What brought this on was Tyler Cowen’s post on How to read fast

Galt thinks that most bloggers read fast (and describes someone witnessing Glenn Reynolds’s awesome speed-reading***). She’s probably right about that.

It’s only logical. I blog daily, and I consume (”read”) a whole lot in order to be able to produce, on average, four content- and link-rich posts a day. I won’t begin to guess the ratio (do I consume ten times as much as I produce? five times?). The point is that I need to be able to “read” fast in order to produce that much.

I’d argue, though, that when I’m reading at my fastest, I’m not reading “completely,” as Galt says she does when she reads five or six pages a minute. Not even close. The faster I read, the more often I have to backtrack in order to comprehend what I’m reading.
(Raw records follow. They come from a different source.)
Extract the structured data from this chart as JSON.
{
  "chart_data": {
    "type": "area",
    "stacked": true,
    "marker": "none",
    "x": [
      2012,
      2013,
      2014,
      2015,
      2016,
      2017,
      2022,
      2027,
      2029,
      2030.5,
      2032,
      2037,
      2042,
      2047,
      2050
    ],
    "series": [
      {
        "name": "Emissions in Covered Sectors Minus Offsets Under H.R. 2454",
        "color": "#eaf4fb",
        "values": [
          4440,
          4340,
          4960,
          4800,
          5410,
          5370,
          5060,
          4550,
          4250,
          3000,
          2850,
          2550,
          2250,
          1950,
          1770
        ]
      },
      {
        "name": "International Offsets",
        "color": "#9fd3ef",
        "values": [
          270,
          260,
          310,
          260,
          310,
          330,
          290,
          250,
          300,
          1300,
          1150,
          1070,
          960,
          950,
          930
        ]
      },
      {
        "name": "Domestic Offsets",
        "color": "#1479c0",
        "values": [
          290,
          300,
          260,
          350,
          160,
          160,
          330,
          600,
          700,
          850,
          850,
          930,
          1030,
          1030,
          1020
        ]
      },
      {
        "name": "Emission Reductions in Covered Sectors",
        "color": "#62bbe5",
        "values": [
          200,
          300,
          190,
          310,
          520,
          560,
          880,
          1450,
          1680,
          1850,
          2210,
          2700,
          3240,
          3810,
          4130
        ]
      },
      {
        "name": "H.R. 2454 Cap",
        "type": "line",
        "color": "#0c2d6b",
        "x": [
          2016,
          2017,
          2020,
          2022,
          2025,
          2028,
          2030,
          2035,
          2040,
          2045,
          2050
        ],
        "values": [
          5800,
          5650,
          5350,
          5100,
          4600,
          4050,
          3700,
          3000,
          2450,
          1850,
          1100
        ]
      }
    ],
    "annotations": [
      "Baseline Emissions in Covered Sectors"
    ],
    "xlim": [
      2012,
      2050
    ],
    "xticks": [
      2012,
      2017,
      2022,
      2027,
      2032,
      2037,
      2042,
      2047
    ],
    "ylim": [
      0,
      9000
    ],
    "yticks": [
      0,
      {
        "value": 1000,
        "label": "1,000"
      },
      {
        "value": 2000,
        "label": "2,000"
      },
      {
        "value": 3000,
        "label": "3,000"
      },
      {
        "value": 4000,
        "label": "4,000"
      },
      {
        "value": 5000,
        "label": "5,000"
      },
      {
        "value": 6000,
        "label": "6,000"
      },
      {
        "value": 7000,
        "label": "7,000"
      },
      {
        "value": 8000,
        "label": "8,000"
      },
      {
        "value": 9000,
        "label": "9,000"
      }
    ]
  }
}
The “searching for keywords” process that allows fast readers to hurtle through a text doesn’t really allow for complete processing. Not in my experience, at least.

Galt continues:

The interesting thing is that while I read a lot, I also re-read a lot, mostly fiction. For good books, I find each reading a deeper experience; it now occurs to me that this is because I’m reading a slightly different group of paragraphs than I did the previous time. My friends who read slowly, never reread.

I re-read a lot, too. I re-read constantly, in fact—as I’m reading. I’m forced to, because oftentimes there’s a lot riding on my getting what I read. Close reading (for nuance, for deep meaning, for shades of difference) requires you to slow down.

My “slow” is probably faster than what some people would consider “fast,” but there’s no virtue in this for me. I have family members who read slowly. They remember and treasure every word they read in the books they loved. Like Jane Galt, I re-read a lot of fiction, too. I have to, because there’s a lot I just don’t remember from the first time around…because I skipped over it.

That’s why, like Galt,

I have a pretty remarkable gift for forgetting whodunnit; I can read them every five years, and never see it coming.

I dunno. I can’t quite come around to thinking that this is a good thing.
———-

*** The prodigious Reynolds is, obviously, Mr. Incredible.